4 Factors to Measure Your Online Reputation

Recruiters and hiring managers use four dimensions to evaluate the people they Google.

There’s no debating it, your online reputation will impact your ability to get a job. The facts:

  • 83 percent of hiring managers and recruiters research candidates online. [ Execunet, 2007 ]
  • 70 percent of recruiters have eliminated candidates based on information they found online. [ Microsoft 2009 — US, UK, France, Germany]

Not long ago, when someone Googled you, they were making a decision about you based on two factors: volume and relevance. Volume speaks to how much content there is on the Web about you — the more there is, the more people believe you have something to say. Relevance speaks to how consistent the content is with who you say you are. It answers the question, is this person relevant and compelling?
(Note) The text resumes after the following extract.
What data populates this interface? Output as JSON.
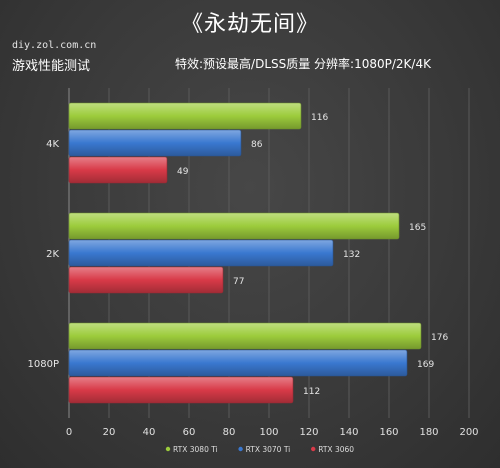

When we designed the Online ID Calculator, we built an algorithm that measures these two important factors of online reputation. Nearly 60,000 people have used the calculator to measure their volume and relevance of results and see where they show up in a four-box model.

Recently, however, thanks to changes in how Google displays results, the huge rush of people to get their brands online and the way we search for people on the Web, we identified two additional factors that searchers use to evaluate the people they Google. Those factors are purity and diversity.

Purity: Now that almost everyone has jumped on the Web, there is a lot of noise. There was a time when you Googled me — “William Arruda” — and the only results were about me. I am fortunate to have a fairly unique name. (Thanks, Dad!) But now, a Google search reveals that there is a bodybuilder, a cop and a teacher who share my unique name. You have likely seen the same when you Google yourself. This creates confusion for those who want to learn about you — making it hard for them to discern what content they should associate with you.

Diversity: The diversity measure acknowledges the evolution from text-only searches to blended search. You have likely noticed when you perform a Google search that the results include the standard written content (links to blogs and Web sites and articles, for instance) along with images, video and real-time content. No longer is it enough to comment on a few blog posts, build your LinkedIn profile and publish an article to a relevant Web portal. Today, you need to ensure that that your Web content is diverse — that it includes multimedia items and your recent Twitter posts.

The next time you Google yourself, look holistically at these four measures — volume, relevance, purity and diversity — and ask yourself, “What perceptions would searchers form from reading my Google results?”

Once you are clear about your personal brand, here are three steps to enhance your online reputation:

Step 1. Understand your digital brand. You can use tools like Google, Truveo and Addictomatic, and online ID Calculator, to understand how you measure up in the four dimensions of online branding.

Step 2. Determine which of the four measures — volume, relevance, diversity or purity — needs the greatest attention (you may have a couple that could use some work).

Step 3. Depending on which areas need the most attention, apply the tips below:

  • Volume enhancers: If you need more results that are about you, set up social networking profiles on many sites by editing your current branded bio and establishing accounts at naymz, ziki, ziggs and other sites.
  • Relevance enhancers: To enhance relevance, where possible, remove content that is unflattering or inconsistent with how you want to be known, write an article about your area of expertise and post it to an appropriate online portal. Find blogs related to your area of thought-leadership, subscribe and comment when you have something valuable to contribute. Review books related to your area of expertise at amazon.com and barnesandnoble.com. Publish relevant white papers to SCRIBD.com. To learn how to turn one real-world communications activity into a year’s worth of online content, check out this video: http://bit.ly/realvirtual.
  • Purity enhancers: Sign up for an account at Vizibility. The service allows you to identify the Google results that are about you and create a “Search Me” button that you can include in your e-mail signature, your LinkedIn profile, on your blog, etc.
  • Diversity enhancers: Sign up for a Flickr account and post relevant images. If you don’t already have one, set up your Google profile.

Soon, you should be on your way to the volume, relevance, purity and diversity that will improve your ability to get a job.